Non-contrast images were taken in the axial plane with a section thickness of 1.5 mm.
In the right mastectomy site, the skin thickness increase with mild nodularity is stable. No space-occupying lesion that can be distinguished by CT was detected in the subcutaneous soft tissue. Right axillary sentinel lymph node dissection was performed. No lymph node in pathological size and appearance was observed in both axillae, in the supraclavicular fossa, in the internal mammary chain and in the mediastinum. Heart dimensions and compartments are of normal width. Pericardial effusion was not detected. There are effusions extending to the anx and fissure in both lungs, and pleuroparenchymal linear density increases are observed in the vicinity of the effusion. There is an effusion reaching 3 cm in its widest part on the right, its amount is slightly decreased. In the left pleura, the amount of pleural effusion is slightly decreased in some anxes. A sequela of primary tbc is observed in the apical segment of the upper lobe of the right lung. There is an 8 mm diameter nodule in the lingular segment of the left lung upper lobe. There is a 20 mm diameter nodular lesion with irregular borders in the superior segment of the lower lobe of the right lung. In the upper abdominal sections, there is an expanded, hypodense lesion measuring approximately 42 mm in diameter, which causes mild lobulation in the liver contour, adjacent to the falciform ligament in the left lobe of the liver, and it is highly suspicious in favor of metastasis. Evaluation with MRI would be appropriate. There are calculi in the gallbladder lumen. There are extensive lytic bone metastases in bone structures. There was no significant difference in CT imaging findings of bone metastases.

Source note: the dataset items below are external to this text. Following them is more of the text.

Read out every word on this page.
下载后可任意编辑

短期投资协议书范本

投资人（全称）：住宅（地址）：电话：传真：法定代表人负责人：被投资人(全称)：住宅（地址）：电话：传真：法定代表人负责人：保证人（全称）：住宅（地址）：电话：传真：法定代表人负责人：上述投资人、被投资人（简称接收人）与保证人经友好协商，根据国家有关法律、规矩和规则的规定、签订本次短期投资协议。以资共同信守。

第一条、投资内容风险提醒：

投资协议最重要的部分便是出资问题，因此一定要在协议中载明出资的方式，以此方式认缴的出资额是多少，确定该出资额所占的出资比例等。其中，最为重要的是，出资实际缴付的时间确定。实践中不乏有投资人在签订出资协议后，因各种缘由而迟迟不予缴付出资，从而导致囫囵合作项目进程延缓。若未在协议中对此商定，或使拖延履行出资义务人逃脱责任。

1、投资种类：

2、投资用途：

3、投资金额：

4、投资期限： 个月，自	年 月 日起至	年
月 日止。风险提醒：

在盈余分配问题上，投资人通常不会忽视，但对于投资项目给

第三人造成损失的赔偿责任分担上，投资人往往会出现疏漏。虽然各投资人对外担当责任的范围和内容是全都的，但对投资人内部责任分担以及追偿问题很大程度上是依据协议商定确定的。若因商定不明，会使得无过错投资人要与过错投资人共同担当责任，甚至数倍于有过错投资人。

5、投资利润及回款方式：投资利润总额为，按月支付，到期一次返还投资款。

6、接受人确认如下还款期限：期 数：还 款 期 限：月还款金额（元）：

Operated breast Ca. Slight regression in the amount of pleural effusion in both lung pleura, locally anxed. Stable nodule in the upper lobe of the left lung. There was no significant difference in the size of the irregularly circumscribed nodular consolidation area in the superior segment of the lower lobe of the right lung. There was no difference in the CT imaging findings of lytic bone metastases. Highly suspicious hypodense lesion in favor of liver metastasis, further examination with MRI is recommended.